Publié le 9 Janvier 2016 par F/.

listes at last

L'homme fait des listes : pour se rappeler, pour "être sûr", pour ordonnancer le réel. Au bonheur des listes, qui fait écho à Au bonheur des lettres, sorti un an plus tôt aux Éditions du Sous-sol, est un "beau livre" (les anglais préfèrent le terme "coffe table book", et moi aussi, tiens, tant il est vrai que ces ouvrages sont faits pour être effeuillés, partagés, qu'ils ne vivent que s'ils traînent quelque part) qui place le chroniqueur face à une embarrassante nécessité : établir une liste de listes.
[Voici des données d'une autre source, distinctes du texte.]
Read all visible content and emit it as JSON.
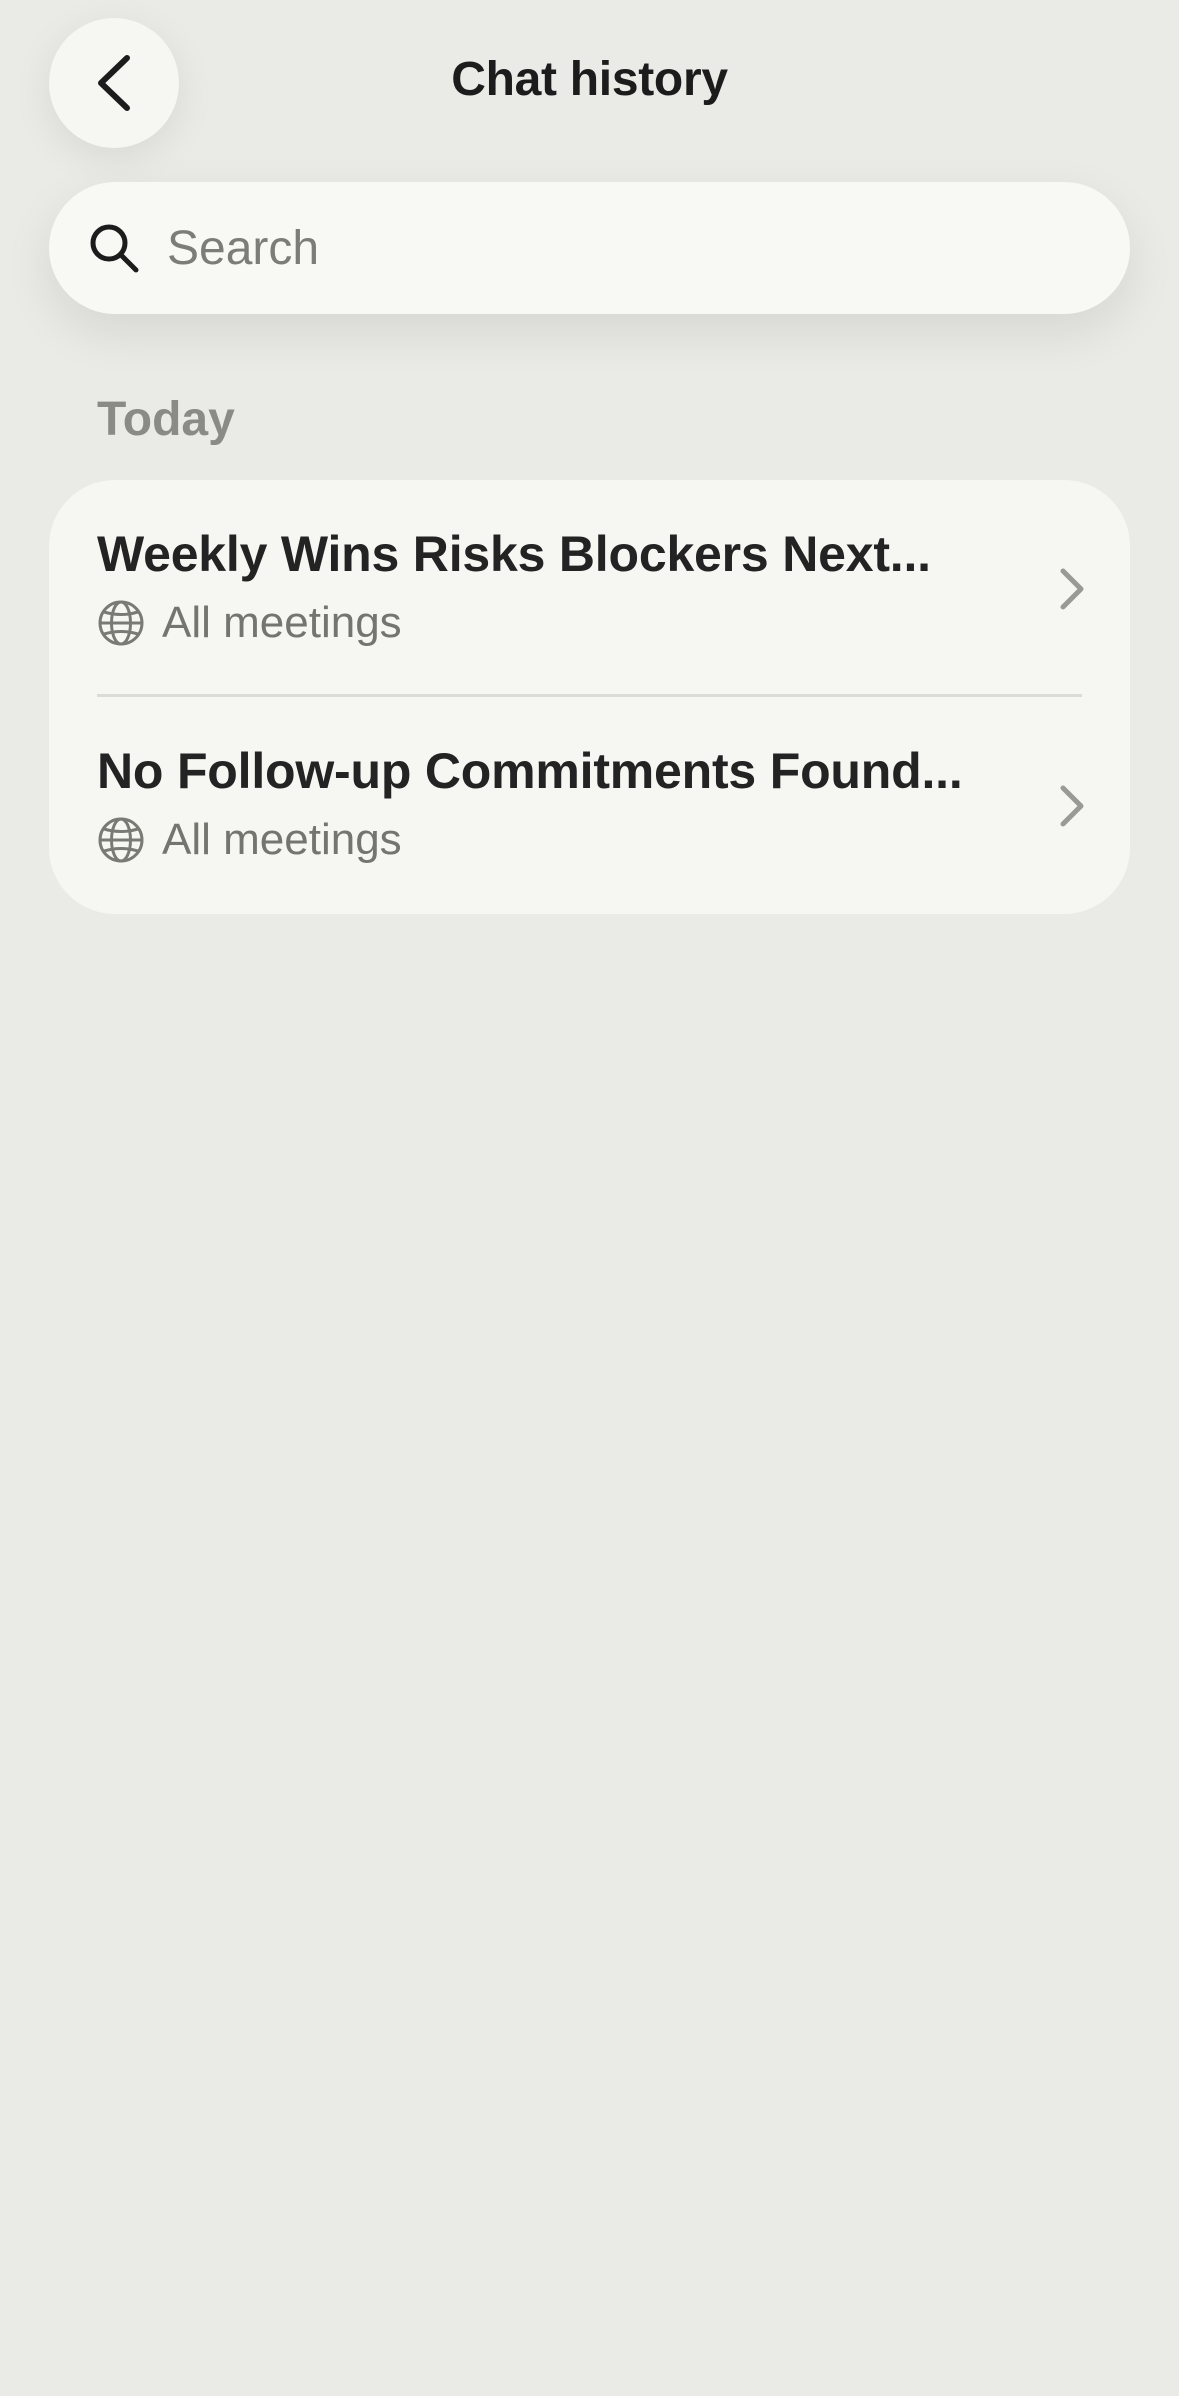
{
  "header": {
    "title": "Chat history",
    "back_icon": "chevron-left-icon"
  },
  "search": {
    "placeholder": "Search",
    "value": "",
    "icon": "search-icon"
  },
  "sections": [
    {
      "label": "Today",
      "items": [
        {
          "title": "Weekly Wins Risks Blockers Next...",
          "scope": "All meetings",
          "scope_icon": "globe-icon",
          "action_icon": "chevron-right-icon"
        },
        {
          "title": "No Follow-up Commitments Found...",
          "scope": "All meetings",
          "scope_icon": "globe-icon",
          "action_icon": "chevron-right-icon"
        }
      ]
    }
  ],
  "colors": {
    "background": "#eaeae6",
    "card": "#f6f6f2",
    "primary_text": "#232323",
    "secondary_text": "#75756f",
    "section_label": "#8a8a86"
  }
}
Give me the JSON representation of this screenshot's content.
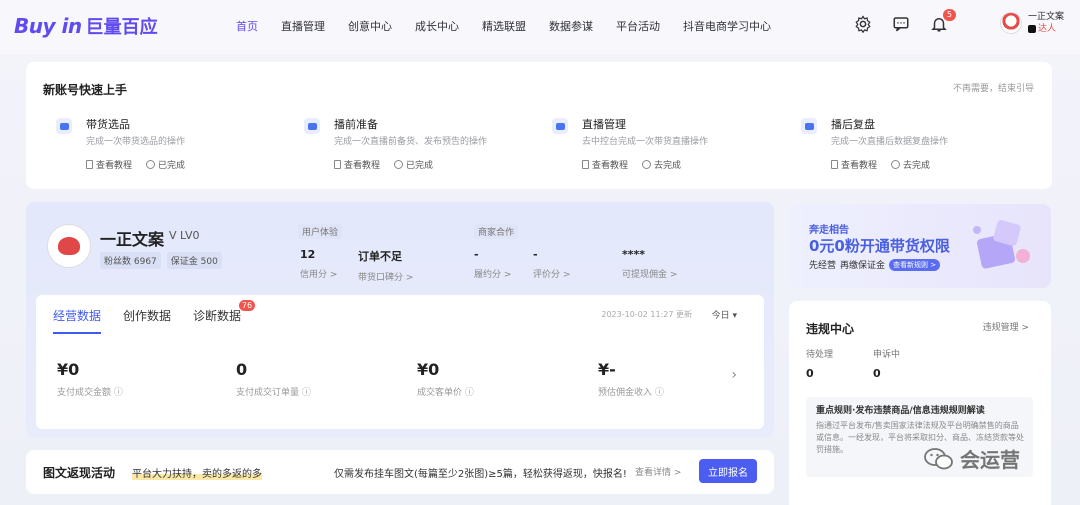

Ce qui intrigue, dans la méthode du compilateur en chef Shaun Usher, et ce qui fait notamment le sel de son ouvrage, c'est l'ordre, ou plutôt le non-ordre apparent (aucun souci chronologique, ni même thématique) dans lequel il présente ses découvertes. Ses choix promènent le lecteur, l'amènent d'un lieu à un autre, le secouent, l'interrogent, le font rire ou l'inquiètent. En ouverture, par exemple, on découvre un éloquent exemple de to-do-list signé Johnny Cash. A propos de cette manie, les psys semblent formels : "[en établissant une telle liste], nous nous débarrassons du poids exercé par notre surmoi, et des menaces de culpabilité qui pèsent en cas de non-respect du pacte passé avec nous-même". Dans la liste en dix points de Johnny figurent notamment "embrasser June" et "pisser" (on sent bien le poids du surmoi), ainsi que l'intriguant "s'inquiéter", qui laisse le champ libre aux spéculations les plus diverses. Mais la liste ne procède pas nécessairement de l'action à venir. Elle peut se cantonner à une stricte récapitulation (ainsi de l'inventaire de Perec, qui consigne tout ce qu'il a mangé en une année - à première vue, il n'était pas végétarien), prendre la forme d'une série d'injonctions moralisatrices (les recommandations du club anti-flirt : "pas de clin d’œil - une paupières qui palpite et c'est l'autre qui pleure"), présenter des souhaits, des achats, des synonymes (le délicieux lexique de la Prohibition recensant les termes désignant un état d'ébriété), des codes, des conseils, des prédictions... ou des nains - par exemple, les cinquante noms que Disney avait en tête pour Blanche-Neige. A ce stade, on en est à la page 50 ; le livre en compte 300 : autant d'invitations au voyage, d'hilarantes ou névrotiques recensions, d'exhortations absurdes ou de surprises enchanteresses, featuring Chrisse Hynde, Isaac Newton, Marilyn Monroe ou Albert Einstein.